Luke 8:3 5 -3 7 tells us that, after Jesus had healed a demon possessed man, “the whole multitude of the country of the Gadarenes round about besought Him to depart from them; for they were taken with great fear”.
Now contrast those examples against the following. The pattern here is more one of reverence and honour of God, than of fright: Psalm 89:7 – “God is greatly to be feared in the assembly of the saints, and to be had in reverence of all them that are about him.”
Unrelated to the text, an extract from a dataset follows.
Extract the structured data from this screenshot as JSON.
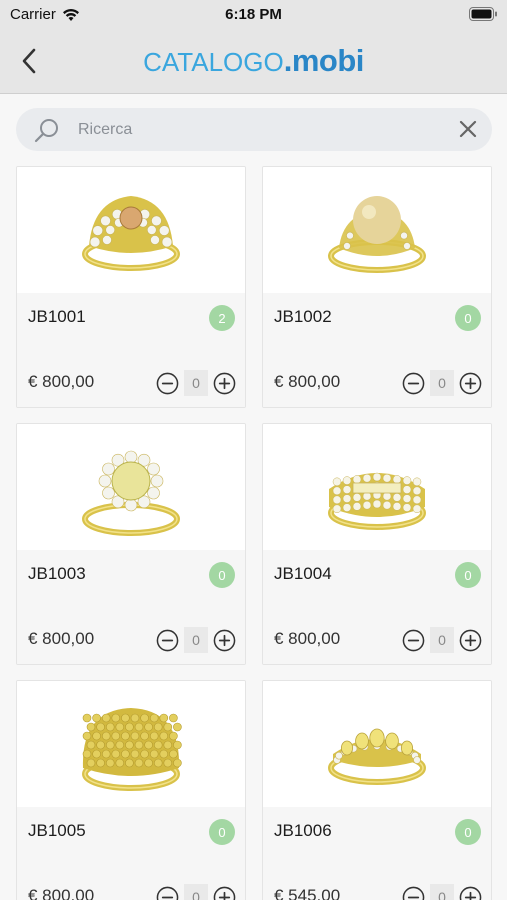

In Luke 7:16, after the Lord Jesus raised the widow’s dead son, “there came a fear on all: and they glorified God, saying, that a great prophet is risen up among us; and, that God hath visited his people”. These are not the words of people who are frightened or terrorised. Rather, they glorified and revered God for the mighty act done amongst them that day.
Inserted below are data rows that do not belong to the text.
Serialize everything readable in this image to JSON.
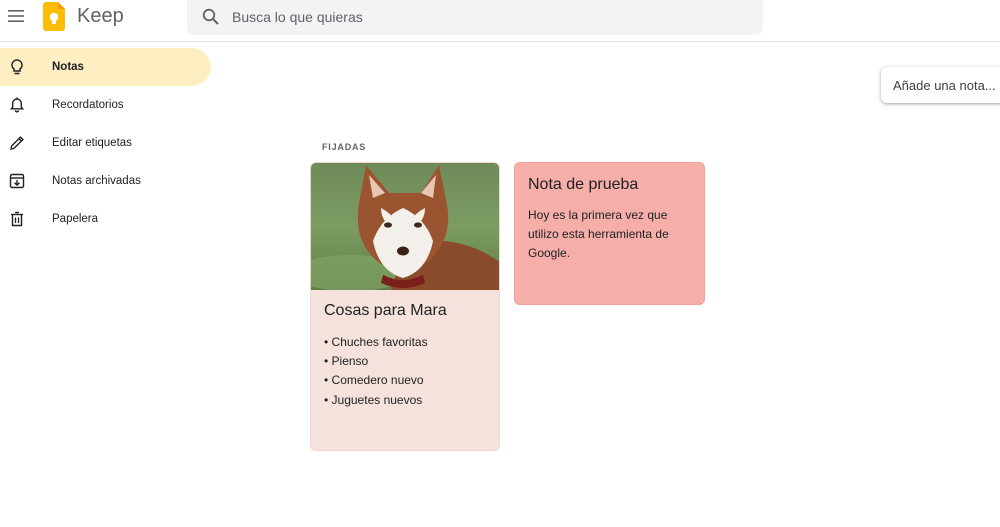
{
  "app": {
    "name": "Keep"
  },
  "search": {
    "placeholder": "Busca lo que quieras"
  },
  "sidebar": {
    "items": [
      {
        "label": "Notas",
        "icon": "lightbulb-icon",
        "active": true
      },
      {
        "label": "Recordatorios",
        "icon": "bell-icon"
      },
      {
        "label": "Editar etiquetas",
        "icon": "pencil-icon"
      },
      {
        "label": "Notas archivadas",
        "icon": "archive-icon"
      },
      {
        "label": "Papelera",
        "icon": "trash-icon"
      }
    ]
  },
  "take_note": {
    "placeholder": "Añade una nota..."
  },
  "pinned": {
    "label": "FIJADAS",
    "notes": [
      {
        "title": "Cosas para Mara",
        "image": "husky-dog-photo",
        "color": "#f6e2dd",
        "items": [
          "• Chuches favoritas",
          "• Pienso",
          "• Comedero nuevo",
          "• Juguetes nuevos"
        ]
      },
      {
        "title": "Nota de prueba",
        "color": "#f6aea9",
        "body": "Hoy es la primera vez que utilizo esta herramienta de Google."
      }
    ]
  },
  "colors": {
    "active_nav": "#feefc3",
    "search_bg": "#f1f3f4",
    "logo": "#fbbc04"
  }
}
After an incident involving another demon-possessed man, Acts 19:17,18 says “this was known to all the Jews and Greeks … and fear fell on them all, and the name of the Lord Jesus was magnified. And many that believed came and confessed and shewed their deeds.”
All of these references illustrate how the “fear” in these instances was really awe, reverence or respect for God, rather than a terror. See also Matthew 27:54 and Acts 2:43 for similar examples.
Far from being frightened, the believer through Christ our mediator, has an access to God not previously afforded to those in Old Testament times. And we have this access, not in terror, but in an atmosphere of boldness and confidence. Consider the following: ” – – . Christ Jesus our Lord, in whom we have boldness and access with confidence by the faith of him.” (Ephesians 3:11,12); “Let us therefore come boldly unto the throne of grace” (Hebrews 4:16); “Having … boldness to enter into the holiest by the blood of Jesus.” (Hebrews 10: 19).
Christians are often told to fear God in the practical sections of the various epistles, clearly illustrating that the fear, respect and honour of God is not only an instruction for non-believers, but that the Christian’s daily walk is to reflect the reverence he or she should have for God.